À leur échelle, ces trois collectivités repensent le rapport à l’alimentation et au territoire. «Et ce n’est pas une question de budget, nous ne sommes pas riches !», sourit Édouard Chaulet, le maire de Barjac. Ces expériences montrent qu’atteindre les objectifs de la loi Égalim sans trop alourdir le budget passe par trois leviers : une végétalisation de l’assiette (Paris a opté pour deux repas végétariens hebdomadaires), un respect de la saisonnalité et l’achat de produits bruts en direct des producteur·ices.

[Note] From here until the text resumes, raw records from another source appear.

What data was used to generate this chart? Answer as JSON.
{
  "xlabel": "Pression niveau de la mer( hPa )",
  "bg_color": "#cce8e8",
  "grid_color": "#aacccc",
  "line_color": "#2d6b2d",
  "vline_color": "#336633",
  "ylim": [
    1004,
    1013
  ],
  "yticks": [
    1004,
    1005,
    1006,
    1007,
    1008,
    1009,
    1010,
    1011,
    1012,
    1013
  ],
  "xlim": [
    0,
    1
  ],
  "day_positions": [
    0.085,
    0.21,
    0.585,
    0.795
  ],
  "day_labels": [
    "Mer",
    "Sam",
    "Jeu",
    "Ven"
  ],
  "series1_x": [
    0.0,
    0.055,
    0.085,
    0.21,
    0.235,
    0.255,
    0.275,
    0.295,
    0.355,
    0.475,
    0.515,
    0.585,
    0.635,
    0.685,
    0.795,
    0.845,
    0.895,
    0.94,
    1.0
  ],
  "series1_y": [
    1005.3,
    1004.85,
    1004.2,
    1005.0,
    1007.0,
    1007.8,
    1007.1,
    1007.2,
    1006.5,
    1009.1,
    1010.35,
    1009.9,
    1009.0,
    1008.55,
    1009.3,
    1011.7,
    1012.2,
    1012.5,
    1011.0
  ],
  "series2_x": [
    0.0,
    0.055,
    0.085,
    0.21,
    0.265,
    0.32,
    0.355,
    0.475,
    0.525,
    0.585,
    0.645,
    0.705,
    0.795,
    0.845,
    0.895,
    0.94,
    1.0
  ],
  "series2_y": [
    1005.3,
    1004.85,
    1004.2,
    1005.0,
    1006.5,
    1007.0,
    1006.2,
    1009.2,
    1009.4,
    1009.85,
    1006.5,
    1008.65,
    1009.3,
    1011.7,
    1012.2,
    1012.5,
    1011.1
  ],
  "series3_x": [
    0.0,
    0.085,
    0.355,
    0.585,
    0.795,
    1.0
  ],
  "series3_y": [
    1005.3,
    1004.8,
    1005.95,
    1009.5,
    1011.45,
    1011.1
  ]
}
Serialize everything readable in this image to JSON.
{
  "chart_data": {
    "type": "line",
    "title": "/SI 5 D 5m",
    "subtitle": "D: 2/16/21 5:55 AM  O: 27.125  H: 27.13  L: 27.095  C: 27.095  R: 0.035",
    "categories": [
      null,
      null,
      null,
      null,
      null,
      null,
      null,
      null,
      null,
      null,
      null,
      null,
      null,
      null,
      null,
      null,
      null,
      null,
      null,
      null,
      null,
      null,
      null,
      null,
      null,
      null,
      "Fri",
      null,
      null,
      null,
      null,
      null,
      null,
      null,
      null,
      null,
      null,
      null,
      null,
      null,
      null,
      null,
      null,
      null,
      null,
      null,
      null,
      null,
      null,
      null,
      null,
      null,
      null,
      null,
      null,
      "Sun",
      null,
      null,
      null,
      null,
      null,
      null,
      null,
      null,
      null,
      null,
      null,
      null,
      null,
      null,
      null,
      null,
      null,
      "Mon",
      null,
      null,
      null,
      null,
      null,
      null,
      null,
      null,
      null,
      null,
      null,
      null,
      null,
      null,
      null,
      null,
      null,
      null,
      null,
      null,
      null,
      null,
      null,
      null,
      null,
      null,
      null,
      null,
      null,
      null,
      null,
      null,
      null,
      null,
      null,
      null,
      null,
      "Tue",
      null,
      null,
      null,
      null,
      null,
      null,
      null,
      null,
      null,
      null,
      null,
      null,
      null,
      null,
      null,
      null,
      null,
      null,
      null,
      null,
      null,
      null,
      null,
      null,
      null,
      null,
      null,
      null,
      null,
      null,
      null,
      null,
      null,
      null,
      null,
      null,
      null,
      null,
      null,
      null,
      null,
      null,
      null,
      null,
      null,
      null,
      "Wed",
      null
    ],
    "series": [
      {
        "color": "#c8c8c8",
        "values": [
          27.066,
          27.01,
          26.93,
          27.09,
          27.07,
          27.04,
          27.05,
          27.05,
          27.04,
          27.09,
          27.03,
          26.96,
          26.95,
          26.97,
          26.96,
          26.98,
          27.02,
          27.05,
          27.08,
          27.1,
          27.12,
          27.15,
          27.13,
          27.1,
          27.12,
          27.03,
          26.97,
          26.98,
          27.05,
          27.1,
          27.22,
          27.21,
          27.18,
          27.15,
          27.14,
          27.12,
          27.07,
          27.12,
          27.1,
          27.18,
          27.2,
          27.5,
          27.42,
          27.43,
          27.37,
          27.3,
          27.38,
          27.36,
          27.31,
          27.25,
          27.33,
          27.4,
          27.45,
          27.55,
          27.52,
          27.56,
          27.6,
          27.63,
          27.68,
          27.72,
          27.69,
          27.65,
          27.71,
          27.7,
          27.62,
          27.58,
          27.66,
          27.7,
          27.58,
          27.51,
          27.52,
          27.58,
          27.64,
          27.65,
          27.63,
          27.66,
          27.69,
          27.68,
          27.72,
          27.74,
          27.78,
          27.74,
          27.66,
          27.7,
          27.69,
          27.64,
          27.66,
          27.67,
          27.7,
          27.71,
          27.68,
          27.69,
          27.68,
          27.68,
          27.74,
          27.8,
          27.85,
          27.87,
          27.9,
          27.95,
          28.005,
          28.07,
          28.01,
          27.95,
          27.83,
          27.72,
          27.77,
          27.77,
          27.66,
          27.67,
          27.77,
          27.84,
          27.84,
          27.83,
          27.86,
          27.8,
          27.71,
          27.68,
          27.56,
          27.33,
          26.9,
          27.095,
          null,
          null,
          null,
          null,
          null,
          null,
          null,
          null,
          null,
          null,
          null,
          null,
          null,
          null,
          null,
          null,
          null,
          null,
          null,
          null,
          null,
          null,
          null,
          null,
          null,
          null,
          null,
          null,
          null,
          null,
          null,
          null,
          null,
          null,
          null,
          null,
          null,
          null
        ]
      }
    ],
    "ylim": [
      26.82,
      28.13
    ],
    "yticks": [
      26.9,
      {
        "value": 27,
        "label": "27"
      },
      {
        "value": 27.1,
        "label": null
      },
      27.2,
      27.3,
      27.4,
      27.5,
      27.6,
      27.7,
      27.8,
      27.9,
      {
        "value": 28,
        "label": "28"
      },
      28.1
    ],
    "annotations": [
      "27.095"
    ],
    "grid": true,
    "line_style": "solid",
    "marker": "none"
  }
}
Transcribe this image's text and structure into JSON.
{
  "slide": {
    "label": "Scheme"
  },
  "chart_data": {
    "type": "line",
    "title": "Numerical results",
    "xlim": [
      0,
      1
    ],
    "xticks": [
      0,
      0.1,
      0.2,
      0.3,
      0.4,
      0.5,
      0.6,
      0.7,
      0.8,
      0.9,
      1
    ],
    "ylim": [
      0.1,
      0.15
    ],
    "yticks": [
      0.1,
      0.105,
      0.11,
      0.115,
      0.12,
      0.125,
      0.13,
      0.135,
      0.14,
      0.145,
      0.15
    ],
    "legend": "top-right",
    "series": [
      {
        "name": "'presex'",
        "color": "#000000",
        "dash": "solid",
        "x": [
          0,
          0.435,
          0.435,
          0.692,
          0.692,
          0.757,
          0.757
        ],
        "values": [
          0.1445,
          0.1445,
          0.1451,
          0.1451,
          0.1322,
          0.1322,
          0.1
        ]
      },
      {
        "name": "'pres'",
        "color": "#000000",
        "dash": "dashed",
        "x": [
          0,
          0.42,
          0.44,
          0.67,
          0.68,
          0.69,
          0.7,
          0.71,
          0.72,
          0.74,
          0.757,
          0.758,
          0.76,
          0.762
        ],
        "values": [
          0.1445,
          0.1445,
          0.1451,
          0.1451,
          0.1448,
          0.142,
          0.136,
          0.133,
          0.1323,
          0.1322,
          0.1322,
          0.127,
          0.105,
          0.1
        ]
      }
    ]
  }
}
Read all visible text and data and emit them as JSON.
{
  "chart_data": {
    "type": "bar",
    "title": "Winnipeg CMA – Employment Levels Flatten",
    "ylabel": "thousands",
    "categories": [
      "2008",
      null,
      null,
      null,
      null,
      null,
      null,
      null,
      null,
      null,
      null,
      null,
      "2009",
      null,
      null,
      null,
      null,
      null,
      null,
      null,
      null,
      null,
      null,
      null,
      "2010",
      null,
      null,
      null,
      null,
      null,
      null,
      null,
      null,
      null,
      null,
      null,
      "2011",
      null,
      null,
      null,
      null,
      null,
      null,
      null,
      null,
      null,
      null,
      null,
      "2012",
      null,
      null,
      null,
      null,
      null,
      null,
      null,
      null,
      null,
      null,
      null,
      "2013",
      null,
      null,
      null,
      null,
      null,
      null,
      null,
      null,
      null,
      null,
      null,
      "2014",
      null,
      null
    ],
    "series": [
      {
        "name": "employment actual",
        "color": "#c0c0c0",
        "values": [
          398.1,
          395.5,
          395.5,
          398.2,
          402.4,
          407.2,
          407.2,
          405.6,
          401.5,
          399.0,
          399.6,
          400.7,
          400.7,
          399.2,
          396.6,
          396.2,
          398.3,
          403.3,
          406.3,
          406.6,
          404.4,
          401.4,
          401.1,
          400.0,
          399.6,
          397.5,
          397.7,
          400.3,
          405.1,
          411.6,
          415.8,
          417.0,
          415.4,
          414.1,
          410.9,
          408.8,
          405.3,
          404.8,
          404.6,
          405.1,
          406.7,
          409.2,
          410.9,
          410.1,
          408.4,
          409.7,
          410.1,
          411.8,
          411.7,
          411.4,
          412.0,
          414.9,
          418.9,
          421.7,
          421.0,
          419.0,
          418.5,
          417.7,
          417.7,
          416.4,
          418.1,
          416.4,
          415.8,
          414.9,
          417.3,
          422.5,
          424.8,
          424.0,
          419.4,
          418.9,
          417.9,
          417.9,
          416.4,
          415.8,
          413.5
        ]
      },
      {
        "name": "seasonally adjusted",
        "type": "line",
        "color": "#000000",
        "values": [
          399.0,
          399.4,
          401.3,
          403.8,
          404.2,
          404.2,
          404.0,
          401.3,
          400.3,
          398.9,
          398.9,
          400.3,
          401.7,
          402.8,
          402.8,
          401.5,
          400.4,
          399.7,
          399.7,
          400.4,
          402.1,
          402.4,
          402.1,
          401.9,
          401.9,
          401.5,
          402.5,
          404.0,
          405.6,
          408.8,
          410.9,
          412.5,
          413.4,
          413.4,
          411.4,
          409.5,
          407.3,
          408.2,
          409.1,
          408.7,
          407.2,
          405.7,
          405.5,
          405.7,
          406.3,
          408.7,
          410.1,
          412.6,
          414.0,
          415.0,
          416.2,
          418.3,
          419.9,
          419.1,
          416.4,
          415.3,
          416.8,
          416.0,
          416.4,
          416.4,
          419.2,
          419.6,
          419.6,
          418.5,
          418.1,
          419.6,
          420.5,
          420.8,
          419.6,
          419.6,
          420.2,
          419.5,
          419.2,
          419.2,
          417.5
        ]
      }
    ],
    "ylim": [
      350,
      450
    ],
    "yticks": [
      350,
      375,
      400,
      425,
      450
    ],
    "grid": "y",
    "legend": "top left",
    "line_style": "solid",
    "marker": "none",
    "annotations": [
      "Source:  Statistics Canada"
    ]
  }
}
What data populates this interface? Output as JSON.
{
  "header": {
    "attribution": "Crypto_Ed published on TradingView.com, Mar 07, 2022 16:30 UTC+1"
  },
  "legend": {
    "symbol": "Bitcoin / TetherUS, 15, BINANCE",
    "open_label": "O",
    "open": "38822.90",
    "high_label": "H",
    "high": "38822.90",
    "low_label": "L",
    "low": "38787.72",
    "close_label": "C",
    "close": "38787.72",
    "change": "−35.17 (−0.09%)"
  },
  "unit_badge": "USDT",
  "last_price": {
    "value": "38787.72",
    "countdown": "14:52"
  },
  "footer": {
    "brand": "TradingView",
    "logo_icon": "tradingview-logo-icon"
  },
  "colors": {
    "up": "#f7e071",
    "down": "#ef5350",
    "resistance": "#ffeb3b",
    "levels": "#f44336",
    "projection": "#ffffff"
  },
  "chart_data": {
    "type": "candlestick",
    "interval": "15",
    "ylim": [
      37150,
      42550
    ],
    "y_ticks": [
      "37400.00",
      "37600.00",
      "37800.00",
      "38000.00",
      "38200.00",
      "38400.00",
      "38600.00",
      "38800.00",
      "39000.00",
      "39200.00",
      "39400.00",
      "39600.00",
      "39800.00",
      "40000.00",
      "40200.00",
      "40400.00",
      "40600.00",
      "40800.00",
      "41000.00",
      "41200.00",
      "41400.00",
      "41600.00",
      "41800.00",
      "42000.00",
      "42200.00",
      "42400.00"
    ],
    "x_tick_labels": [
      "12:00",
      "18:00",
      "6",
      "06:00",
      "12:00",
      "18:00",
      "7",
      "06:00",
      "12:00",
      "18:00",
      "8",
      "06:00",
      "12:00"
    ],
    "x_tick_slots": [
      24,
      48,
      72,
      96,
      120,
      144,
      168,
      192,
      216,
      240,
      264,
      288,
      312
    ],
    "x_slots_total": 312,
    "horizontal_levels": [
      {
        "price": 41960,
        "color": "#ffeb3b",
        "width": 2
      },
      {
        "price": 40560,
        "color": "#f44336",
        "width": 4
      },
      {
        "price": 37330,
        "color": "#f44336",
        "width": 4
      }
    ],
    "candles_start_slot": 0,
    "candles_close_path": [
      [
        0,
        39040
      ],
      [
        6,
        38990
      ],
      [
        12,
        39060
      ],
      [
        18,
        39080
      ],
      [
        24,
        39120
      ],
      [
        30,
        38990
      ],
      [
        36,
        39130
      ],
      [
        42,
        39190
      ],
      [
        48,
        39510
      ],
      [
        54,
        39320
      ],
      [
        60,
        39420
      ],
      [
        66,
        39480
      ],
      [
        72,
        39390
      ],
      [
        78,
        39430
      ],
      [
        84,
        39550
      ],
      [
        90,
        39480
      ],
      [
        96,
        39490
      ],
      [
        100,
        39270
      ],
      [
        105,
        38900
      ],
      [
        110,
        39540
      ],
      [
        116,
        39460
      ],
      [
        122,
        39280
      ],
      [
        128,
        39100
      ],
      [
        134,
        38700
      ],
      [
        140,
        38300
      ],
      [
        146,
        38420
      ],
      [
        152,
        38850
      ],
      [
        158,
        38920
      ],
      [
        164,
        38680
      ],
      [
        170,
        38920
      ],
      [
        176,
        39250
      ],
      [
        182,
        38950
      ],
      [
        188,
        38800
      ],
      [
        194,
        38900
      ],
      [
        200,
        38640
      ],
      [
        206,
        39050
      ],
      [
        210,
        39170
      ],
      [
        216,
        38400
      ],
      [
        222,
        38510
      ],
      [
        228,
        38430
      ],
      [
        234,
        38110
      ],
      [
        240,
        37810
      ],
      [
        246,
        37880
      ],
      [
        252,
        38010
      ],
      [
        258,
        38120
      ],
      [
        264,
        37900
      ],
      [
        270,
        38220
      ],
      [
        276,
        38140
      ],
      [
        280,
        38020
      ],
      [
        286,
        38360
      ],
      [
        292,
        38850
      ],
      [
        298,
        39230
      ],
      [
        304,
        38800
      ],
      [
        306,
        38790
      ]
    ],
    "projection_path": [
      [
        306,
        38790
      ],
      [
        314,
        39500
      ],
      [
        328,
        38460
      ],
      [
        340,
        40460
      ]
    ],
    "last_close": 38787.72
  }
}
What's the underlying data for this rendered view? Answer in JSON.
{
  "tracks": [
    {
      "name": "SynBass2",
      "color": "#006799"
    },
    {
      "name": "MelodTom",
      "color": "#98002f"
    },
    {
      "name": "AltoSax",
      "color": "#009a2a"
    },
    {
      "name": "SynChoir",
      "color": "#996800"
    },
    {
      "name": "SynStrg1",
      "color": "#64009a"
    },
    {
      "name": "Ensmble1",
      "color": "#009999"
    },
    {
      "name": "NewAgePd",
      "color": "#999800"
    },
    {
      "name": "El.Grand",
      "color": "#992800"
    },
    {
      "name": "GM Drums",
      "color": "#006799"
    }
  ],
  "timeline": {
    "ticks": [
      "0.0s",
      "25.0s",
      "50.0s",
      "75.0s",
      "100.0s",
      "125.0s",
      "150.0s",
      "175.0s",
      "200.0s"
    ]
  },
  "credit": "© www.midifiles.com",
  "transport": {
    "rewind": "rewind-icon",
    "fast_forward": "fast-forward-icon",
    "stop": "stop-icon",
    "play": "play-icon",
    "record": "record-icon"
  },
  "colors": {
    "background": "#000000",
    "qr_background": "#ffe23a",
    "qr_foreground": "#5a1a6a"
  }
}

«Il y a des solutions pour contenir le budget. Cela étant dit, il faut ensuite oser se saisir du dossier, qui peut faire peur», reconnaît Stéphane Veyrat, le directeur de l’association Un plus bio. Pour cause, les élu·es doivent se pencher sur les cahiers des charges très techniques. Elles et ils doivent aussi rallier des partenaires à leur cause, notamment des agriculteurs. «La restauration collective est toujours l’objet d’arbitrages politiques. Ce n’est pas forcément un sujet prioritaire lorsqu’il s’agit de voter un budget en conseil municipal», analyse Stéphane Veyrat.
Même s’il reste beaucoup à faire, l’idée d’une cantine plus durable fait son chemin. Selon l’Observatoire des paysages alimentaires, porté par Un plus bio : «Depuis la mise en œuvre de la loi Égalim, le menu végétarien s’est solidement ancré dans les pratiques des cantines. Aujourd’hui, 46% des collectivités engagées proposent ce type de repas au moins deux fois par semaine.»